Is it true that the union of two compact Hausdorff subspaces of an arbitrary space is Hausdorff? What if the ambient space is weakly Hausdorff, that is, the image of any continuous map from a compact Hausdorff space to the given space is closed? (Then it is in particular, a $T_1$-space.)

Answer 1

The answer to the first question is no, as seen by, e.g., the indiscrete two-point space having the two single point as trivially compact Hausdorff.

The second answer is yes.

Claim If $K$ is compact Hausdorff, $X$ is weakly Hausdorff, $u\colon K\to X$ is continuous, then $u(K)$ is compact Hausdorff in the subspace topology inherited from $X$.

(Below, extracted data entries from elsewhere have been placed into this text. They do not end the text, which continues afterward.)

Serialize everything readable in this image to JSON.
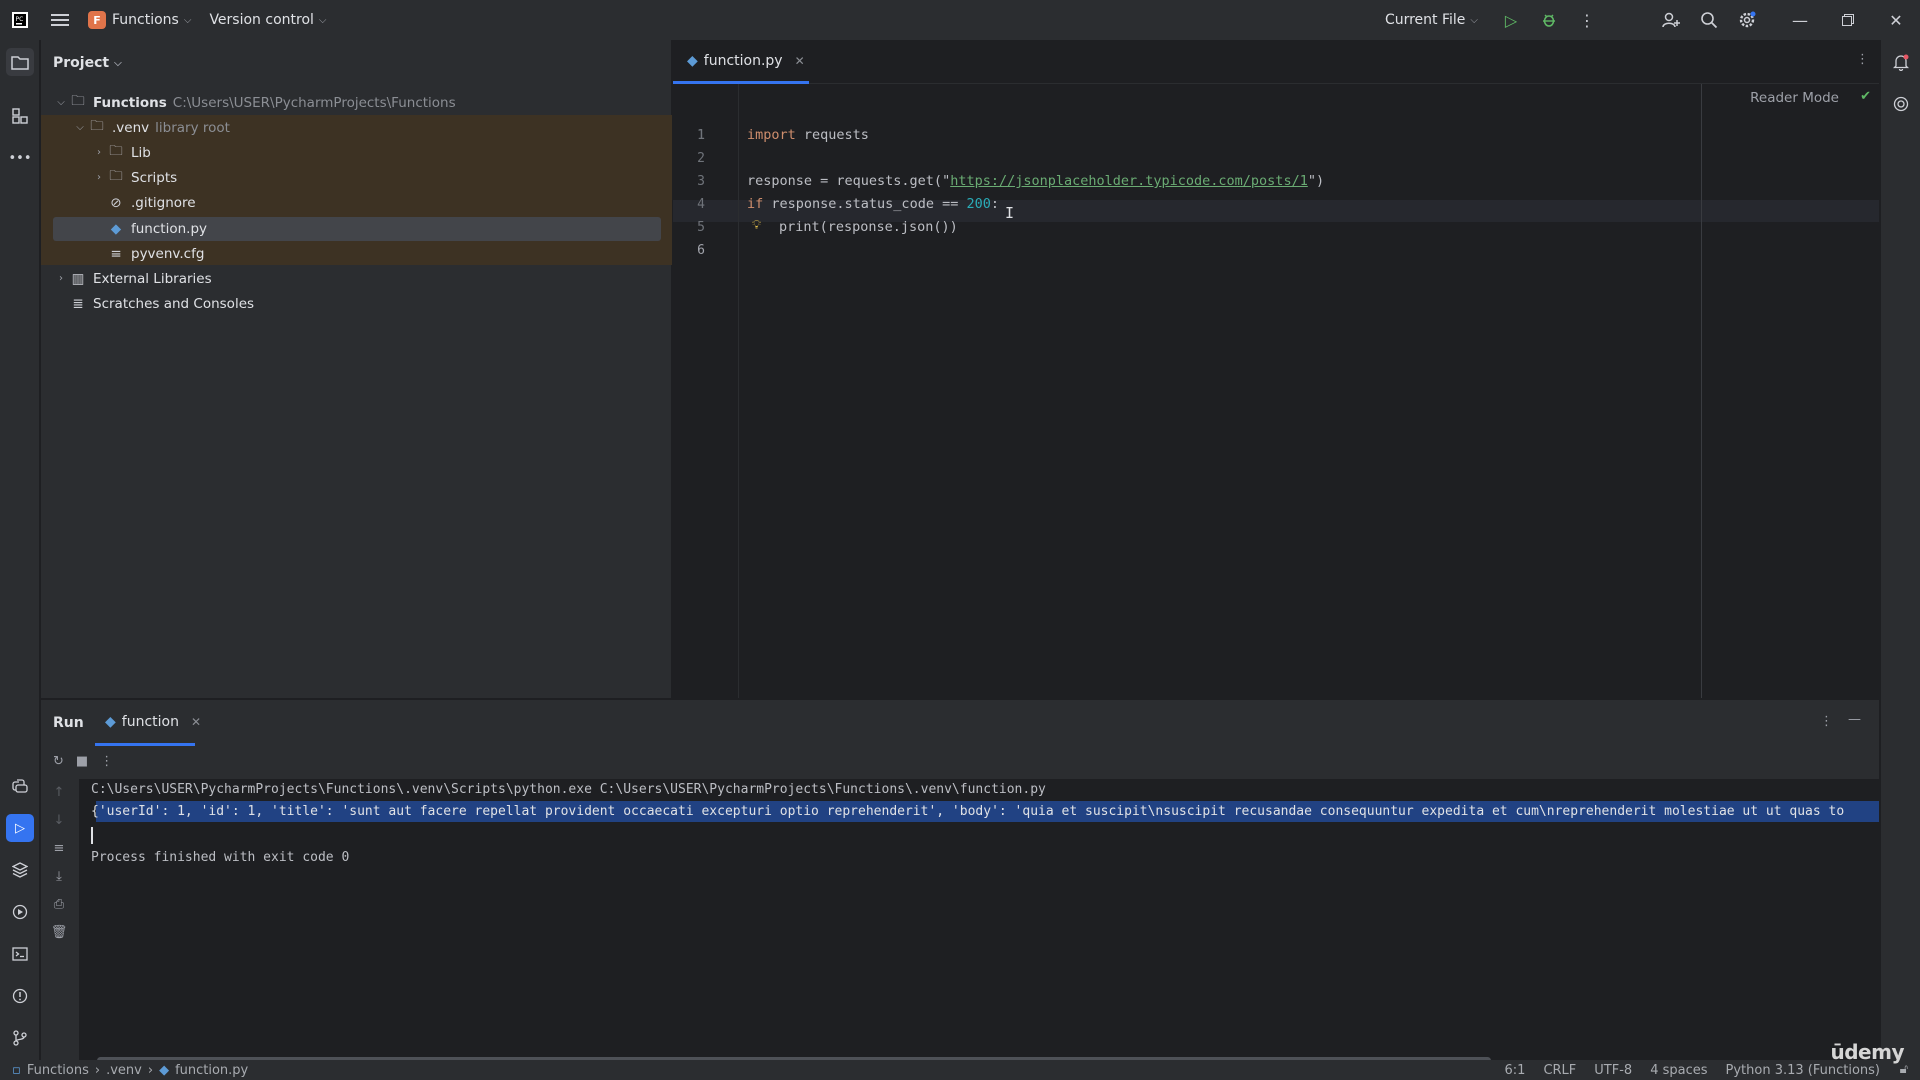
{
  "titlebar": {
    "project_badge": "F",
    "project_name": "Functions",
    "version_control": "Version control",
    "run_config": "Current File"
  },
  "project_panel": {
    "title": "Project",
    "tree": [
      {
        "label": "Functions",
        "hint": "C:\\Users\\USER\\PycharmProjects\\Functions"
      },
      {
        "label": ".venv",
        "hint": "library root"
      },
      {
        "label": "Lib"
      },
      {
        "label": "Scripts"
      },
      {
        "label": ".gitignore"
      },
      {
        "label": "function.py"
      },
      {
        "label": "pyvenv.cfg"
      },
      {
        "label": "External Libraries"
      },
      {
        "label": "Scratches and Consoles"
      }
    ]
  },
  "editor": {
    "tab": "function.py",
    "reader_mode": "Reader Mode",
    "line_numbers": [
      "1",
      "2",
      "3",
      "4",
      "5",
      "6"
    ],
    "code": {
      "l1_kw": "import",
      "l1_rest": " requests",
      "l3_a": "response = requests.get(\"",
      "l3_url": "https://jsonplaceholder.typicode.com/posts/1",
      "l3_b": "\")",
      "l4_kw": "if",
      "l4_a": " response.status_code == ",
      "l4_num": "200",
      "l4_b": ":",
      "l5": "print(response.json())"
    }
  },
  "run_panel": {
    "title": "Run",
    "tab": "function",
    "lines": [
      "C:\\Users\\USER\\PycharmProjects\\Functions\\.venv\\Scripts\\python.exe C:\\Users\\USER\\PycharmProjects\\Functions\\.venv\\function.py",
      "{'userId': 1, 'id': 1, 'title': 'sunt aut facere repellat provident occaecati excepturi optio reprehenderit', 'body': 'quia et suscipit\\nsuscipit recusandae consequuntur expedita et cum\\nreprehenderit molestiae ut ut quas to",
      "Process finished with exit code 0"
    ]
  },
  "status_bar": {
    "breadcrumb": [
      "Functions",
      ".venv",
      "function.py"
    ],
    "position": "6:1",
    "line_sep": "CRLF",
    "encoding": "UTF-8",
    "indent": "4 spaces",
    "interpreter": "Python 3.13 (Functions)"
  },
  "watermark": "ūdemy",
  "colors": {
    "accent": "#3574f0",
    "venv_highlight": "#3d3223",
    "selection": "#214283"
  }
}
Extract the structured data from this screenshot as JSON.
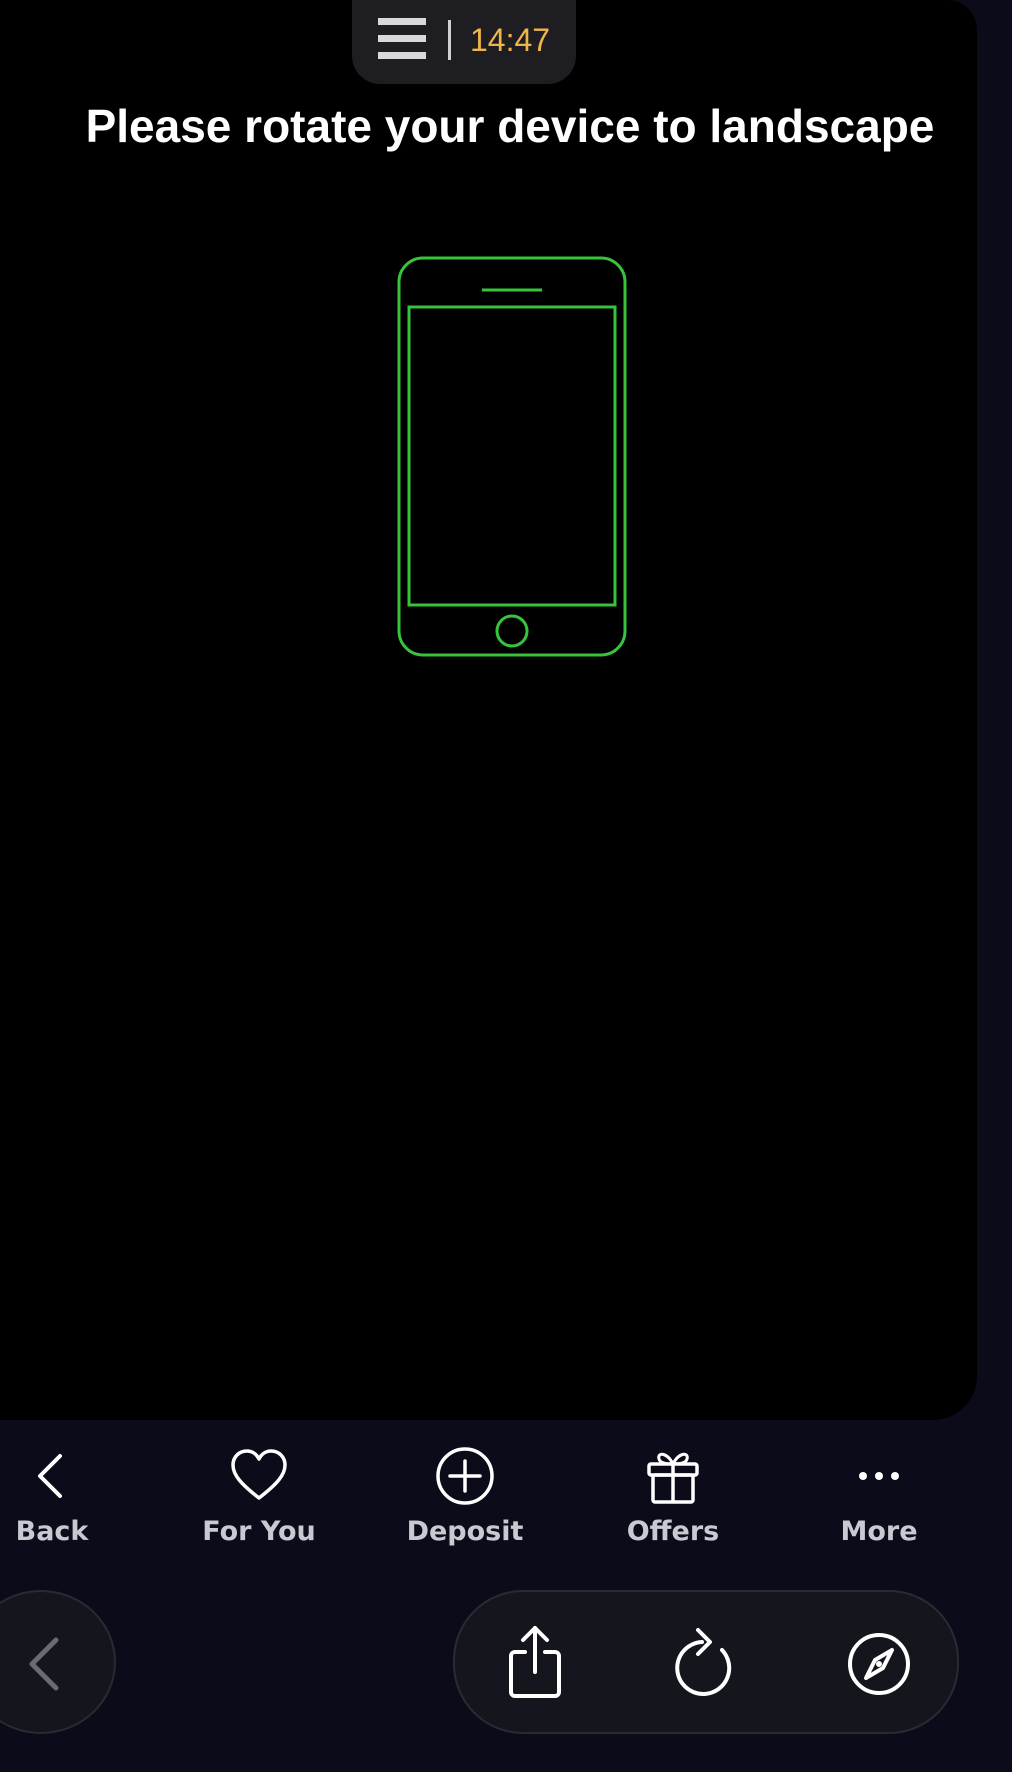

Proof (gist): Let $L=u(K)$ and so $u\colon K\to L$ is closed since any closed subset $E$ of $K$ is compact Hausdorff so $u(E)$ is closed in $X$, hence in $L$ too. If $a,b\in L$ with $a\neq b$ then $u^{-1}(a),u^{-1}(b)$ are disjoint closed subsets of $K$. Since compact Hausdorff implies $T_4$, you can find disjoint $U,V$ in $K$ containing $u^{-1}(a)$ and $u^{-1}(b)$ respectively. Then $U'=\{x\in X\mid u^{-1}(x)\subseteq U\}$ and similarly $V'$ shows $L$ is Hausdorff.$\quad\square$

Apply this to $i_1\cup i_2\colon K_1\amalg K_2\to X$ and you have the union.